Rimasi ancor più colpita, pervasa da una nuova realizzazione. Una possibile teoria incerta.

Per caso Jace, aveva a che fare con la storia del suo gemello? Era per questo che non riusciva a parlarne?

-Mi dispiace Damien... Davvero-
Allungai una mano sopra la sua, cercando di mostrargli la mia solidarietà. Il mio conforto e il mio affetto. Damien trasalì al mio tocco, spostando gli occhi tra me e la mia mano.Visibilmente perplesso.

〰️〰️〰️

DAMIEN

I suoi occhioni grigi mi fissarono premurosi, facendo crescere in me una sensazione piacevole. Straniera.
Non ricordavo di esser mai stato guardato in quel modo, eccetto agli inizi, prima che mia madre perdesse il senno e mio padre la ragione. E ancora prima che Jace Eyre mi abbandonasse. Mi mettesse da parte come il resto degli altri.

-Damien...?-

Rinvenni dai miei pensieri, boccheggiando appena, non sapendo cosa dire.

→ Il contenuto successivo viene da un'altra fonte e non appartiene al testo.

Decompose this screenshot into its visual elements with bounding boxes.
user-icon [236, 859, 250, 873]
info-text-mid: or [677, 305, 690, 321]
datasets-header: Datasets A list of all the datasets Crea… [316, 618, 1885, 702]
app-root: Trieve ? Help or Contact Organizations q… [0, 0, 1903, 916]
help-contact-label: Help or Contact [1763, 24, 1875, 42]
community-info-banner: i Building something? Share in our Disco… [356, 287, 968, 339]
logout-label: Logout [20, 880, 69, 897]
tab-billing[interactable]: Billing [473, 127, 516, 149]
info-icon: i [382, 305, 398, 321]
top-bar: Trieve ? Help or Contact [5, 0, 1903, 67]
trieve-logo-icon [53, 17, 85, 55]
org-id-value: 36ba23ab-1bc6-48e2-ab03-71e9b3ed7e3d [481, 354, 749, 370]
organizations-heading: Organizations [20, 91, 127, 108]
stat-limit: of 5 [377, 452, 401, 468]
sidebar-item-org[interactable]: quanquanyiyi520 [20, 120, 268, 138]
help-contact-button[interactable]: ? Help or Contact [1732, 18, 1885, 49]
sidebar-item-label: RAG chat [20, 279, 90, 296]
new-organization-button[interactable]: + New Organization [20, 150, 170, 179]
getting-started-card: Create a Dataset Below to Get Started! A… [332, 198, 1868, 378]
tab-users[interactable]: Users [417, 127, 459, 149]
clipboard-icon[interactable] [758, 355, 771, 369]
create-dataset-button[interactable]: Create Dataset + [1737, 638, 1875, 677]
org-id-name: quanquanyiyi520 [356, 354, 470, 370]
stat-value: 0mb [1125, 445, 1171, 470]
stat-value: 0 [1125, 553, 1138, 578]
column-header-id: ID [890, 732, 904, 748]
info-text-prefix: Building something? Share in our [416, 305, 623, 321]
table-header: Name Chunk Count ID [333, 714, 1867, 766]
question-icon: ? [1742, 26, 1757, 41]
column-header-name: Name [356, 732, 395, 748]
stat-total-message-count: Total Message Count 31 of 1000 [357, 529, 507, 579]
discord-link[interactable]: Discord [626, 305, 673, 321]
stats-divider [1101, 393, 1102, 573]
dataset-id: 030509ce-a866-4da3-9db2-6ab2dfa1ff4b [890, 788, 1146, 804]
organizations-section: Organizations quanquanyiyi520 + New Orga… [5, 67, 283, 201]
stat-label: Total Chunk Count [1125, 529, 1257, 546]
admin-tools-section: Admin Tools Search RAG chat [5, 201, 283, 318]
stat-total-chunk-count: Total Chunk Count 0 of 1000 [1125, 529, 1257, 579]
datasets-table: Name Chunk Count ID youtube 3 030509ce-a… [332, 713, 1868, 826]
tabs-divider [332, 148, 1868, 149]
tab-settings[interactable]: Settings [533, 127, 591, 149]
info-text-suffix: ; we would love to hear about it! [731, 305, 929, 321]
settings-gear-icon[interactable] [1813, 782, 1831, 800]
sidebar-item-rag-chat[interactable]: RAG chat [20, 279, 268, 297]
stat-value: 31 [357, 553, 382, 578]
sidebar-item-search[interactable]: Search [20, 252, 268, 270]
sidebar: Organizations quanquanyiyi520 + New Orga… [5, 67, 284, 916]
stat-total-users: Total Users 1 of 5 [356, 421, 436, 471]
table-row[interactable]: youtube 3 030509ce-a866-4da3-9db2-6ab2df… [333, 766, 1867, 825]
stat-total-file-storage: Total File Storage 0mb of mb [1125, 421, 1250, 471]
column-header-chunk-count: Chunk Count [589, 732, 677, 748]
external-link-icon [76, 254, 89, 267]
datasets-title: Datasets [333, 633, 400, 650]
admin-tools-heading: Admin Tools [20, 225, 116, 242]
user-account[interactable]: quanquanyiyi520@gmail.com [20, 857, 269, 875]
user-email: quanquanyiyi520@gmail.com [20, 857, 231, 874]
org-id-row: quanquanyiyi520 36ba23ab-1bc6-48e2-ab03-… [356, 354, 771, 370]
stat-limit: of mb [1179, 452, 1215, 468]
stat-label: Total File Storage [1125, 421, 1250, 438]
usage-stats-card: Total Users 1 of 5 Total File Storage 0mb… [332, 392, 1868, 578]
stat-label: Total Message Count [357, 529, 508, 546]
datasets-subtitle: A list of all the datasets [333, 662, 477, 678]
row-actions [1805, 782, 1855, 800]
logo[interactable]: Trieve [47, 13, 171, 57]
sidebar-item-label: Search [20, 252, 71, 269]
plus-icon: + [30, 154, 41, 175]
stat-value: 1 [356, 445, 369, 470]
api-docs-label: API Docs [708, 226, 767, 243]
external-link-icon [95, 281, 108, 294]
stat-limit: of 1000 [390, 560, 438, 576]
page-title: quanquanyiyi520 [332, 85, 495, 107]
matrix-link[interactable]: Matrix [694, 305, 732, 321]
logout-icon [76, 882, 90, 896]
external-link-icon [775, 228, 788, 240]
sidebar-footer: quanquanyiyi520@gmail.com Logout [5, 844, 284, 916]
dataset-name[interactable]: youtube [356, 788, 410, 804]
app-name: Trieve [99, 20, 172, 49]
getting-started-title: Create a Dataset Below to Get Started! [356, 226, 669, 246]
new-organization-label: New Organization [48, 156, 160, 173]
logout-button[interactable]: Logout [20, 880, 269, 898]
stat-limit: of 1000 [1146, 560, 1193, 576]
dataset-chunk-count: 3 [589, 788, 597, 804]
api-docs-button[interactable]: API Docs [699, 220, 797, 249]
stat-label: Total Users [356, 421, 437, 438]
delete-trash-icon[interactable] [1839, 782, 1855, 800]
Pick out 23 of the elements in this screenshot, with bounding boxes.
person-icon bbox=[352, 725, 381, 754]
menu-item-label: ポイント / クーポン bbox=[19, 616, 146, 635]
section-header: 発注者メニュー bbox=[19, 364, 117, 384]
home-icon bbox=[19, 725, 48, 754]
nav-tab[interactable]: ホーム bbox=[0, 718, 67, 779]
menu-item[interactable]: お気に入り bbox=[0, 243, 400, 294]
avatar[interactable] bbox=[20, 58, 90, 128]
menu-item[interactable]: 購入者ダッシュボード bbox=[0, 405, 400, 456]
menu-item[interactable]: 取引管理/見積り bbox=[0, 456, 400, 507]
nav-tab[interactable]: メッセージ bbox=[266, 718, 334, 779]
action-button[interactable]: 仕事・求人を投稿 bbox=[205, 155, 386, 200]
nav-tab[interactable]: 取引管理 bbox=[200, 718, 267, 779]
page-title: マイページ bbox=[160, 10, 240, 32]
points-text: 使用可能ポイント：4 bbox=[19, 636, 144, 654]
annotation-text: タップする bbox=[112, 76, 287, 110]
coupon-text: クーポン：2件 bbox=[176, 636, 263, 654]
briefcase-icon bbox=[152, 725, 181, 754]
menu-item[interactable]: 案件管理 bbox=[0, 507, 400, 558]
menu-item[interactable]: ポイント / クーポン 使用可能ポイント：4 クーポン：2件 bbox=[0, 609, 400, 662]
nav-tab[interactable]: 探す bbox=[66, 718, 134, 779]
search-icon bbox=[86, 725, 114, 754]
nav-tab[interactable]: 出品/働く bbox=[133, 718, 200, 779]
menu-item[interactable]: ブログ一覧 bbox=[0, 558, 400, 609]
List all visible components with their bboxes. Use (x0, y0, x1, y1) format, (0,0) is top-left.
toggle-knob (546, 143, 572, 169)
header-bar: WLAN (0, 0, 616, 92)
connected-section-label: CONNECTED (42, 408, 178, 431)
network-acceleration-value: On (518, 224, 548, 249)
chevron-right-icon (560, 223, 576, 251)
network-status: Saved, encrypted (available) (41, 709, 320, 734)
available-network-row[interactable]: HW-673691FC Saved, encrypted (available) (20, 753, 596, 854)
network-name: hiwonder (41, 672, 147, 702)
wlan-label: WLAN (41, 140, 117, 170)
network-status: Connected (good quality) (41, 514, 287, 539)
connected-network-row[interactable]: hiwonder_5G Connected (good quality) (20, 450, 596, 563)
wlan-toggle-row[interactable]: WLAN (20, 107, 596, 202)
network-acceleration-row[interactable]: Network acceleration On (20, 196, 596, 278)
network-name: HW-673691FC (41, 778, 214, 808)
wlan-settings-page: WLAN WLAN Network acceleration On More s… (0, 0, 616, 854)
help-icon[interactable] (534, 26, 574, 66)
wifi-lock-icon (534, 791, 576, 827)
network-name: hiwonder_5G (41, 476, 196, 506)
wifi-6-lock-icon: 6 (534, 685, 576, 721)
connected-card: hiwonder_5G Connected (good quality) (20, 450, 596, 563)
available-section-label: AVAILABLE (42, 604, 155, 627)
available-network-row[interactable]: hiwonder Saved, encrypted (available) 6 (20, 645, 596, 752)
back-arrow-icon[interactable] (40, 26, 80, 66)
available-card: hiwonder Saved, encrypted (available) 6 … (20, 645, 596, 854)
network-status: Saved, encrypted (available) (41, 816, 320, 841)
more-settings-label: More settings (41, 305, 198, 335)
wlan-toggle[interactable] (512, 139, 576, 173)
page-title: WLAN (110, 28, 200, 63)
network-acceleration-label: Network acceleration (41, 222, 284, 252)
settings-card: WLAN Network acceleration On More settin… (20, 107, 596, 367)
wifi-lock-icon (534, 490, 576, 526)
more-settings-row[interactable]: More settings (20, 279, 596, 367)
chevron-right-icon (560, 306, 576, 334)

-Mi manca...-dovetti ammetterlo a me stesso poiché era più forte di me.
E non potevo più negarlo.

-Ti manca tuo fratello?-

Beatrice mi accarezzò il braccio gentilmente, inclinando leggermente la testa di lato. I lunghi capelli neri sciolti sopra il giubbotto in pelle. La piccola mano sopra la mia giacca.
-Mi mancano entrambi- risposi con fatica.
Lei strabuzzò gli occhi, sorpresa. Stringendomi il braccio ancor di più.

-Quando dici tutte e due, intendi anche Jace Eyre?-

Annuii con il capo, consapevole che alla fine Cole aveva ragione. Una parte ostinata di me ci teneva ancora, a differenza di quello che invece volevo professare.
-Quando è morto mio fratello... Ho davvero creduto che non sarei più ritornato quello prima, con gli anni ho solo continuato a peggiorare...- presi una pausa, sospirando, spostando le ciocche indietro con le dita.
La mente ovattata dai passi di mio fratello, la sua risata contagiosa e il suo grande sorriso.
-Incontrai Jace Eyre una sera, davanti a un pub. E mi era subito parsa come una seconda possibilità, come se l'universo mi avesse permesso di ritrovare mio fratello sotto altre sembianze. Diverse circostanze...-
Mi fermai per guardarla, stupito di vederla con gli occhi lucidi, attenti. Empatici.
Assorta nella contemplazione della mia storia. La mia vita trasandata.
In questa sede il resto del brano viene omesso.